Published Phase 1 ThermoDox clinical results in primary liver cancer in the peer-reviewed medical journal Expert Opinion on Pharmacology

Celsion’s proprietary thermosensitive liposome technology and ThermoDox was the subject of three presentations at the Society for Thermal Medicine Annual Meeting

Duke University reported promising Phase I interim data evaluating ThermoDox for the treatment of RCW breast cancer

“We have made substantial progress moving our lead oncology drug ThermoDox closer to commercialization,” commented Michael H. Tardugno, Celsion’s president and chief executive officer. “Enrollment in our global Phase III primary liver cancer study is accelerating.

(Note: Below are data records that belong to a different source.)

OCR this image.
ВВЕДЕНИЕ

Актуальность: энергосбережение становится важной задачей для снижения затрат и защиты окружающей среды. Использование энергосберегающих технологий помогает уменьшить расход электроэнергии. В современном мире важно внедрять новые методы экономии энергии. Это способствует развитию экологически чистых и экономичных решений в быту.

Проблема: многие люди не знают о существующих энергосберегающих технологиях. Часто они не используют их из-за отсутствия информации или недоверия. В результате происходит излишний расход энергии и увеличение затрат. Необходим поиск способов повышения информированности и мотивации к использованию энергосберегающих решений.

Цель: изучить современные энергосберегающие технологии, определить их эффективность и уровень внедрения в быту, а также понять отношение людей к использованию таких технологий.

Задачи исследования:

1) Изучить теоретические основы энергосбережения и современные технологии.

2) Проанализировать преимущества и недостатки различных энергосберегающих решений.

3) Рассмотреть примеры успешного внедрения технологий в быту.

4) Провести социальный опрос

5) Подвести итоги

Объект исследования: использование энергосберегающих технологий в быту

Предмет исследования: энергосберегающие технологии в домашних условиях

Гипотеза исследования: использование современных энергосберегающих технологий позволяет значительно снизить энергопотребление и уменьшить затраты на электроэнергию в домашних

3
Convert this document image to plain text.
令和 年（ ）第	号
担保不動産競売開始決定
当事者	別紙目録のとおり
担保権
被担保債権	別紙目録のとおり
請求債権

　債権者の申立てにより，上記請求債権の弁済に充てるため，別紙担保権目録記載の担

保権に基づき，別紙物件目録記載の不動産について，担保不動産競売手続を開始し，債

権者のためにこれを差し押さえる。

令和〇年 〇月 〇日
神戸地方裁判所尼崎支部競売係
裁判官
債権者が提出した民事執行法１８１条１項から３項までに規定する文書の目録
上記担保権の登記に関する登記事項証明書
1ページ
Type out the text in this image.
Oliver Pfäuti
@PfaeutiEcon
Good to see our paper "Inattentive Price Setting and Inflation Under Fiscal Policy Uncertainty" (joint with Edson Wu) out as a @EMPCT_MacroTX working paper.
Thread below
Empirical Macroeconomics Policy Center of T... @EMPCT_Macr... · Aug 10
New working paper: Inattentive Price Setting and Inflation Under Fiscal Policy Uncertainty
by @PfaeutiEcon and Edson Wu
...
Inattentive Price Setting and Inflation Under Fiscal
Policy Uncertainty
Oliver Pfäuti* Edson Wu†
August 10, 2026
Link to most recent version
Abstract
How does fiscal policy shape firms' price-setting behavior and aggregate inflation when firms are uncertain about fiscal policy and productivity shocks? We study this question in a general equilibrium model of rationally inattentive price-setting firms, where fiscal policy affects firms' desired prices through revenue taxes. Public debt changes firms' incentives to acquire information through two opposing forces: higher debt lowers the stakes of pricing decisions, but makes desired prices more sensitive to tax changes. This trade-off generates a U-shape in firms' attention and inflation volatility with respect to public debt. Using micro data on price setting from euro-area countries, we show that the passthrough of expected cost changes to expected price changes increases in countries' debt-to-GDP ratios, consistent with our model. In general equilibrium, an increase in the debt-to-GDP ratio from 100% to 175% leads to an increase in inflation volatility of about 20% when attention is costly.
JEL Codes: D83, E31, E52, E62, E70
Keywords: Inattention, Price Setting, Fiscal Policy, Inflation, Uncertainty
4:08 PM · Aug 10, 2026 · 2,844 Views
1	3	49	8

We now have 33 clinical sites activated to date, with plans to increase the number of sites to 65 by the end of 2009. We expect to substantially complete patient enrollment in this trial within the first quarter of 2010. Our pivotal Phase I/II recurrent chest wall breast cancer clinical trial is enrolling patients at four clinical sites, and importantly, our first patient has been treated. We expect to complete patient enrollment for this study in the second quarter of 2010. Our financial resources are sufficient to advance our current programs, and we remain focused and are committed to delivering timely clinical results and regulatory approval for ThermoDox and the promise that it holds for treating difficult cancers.”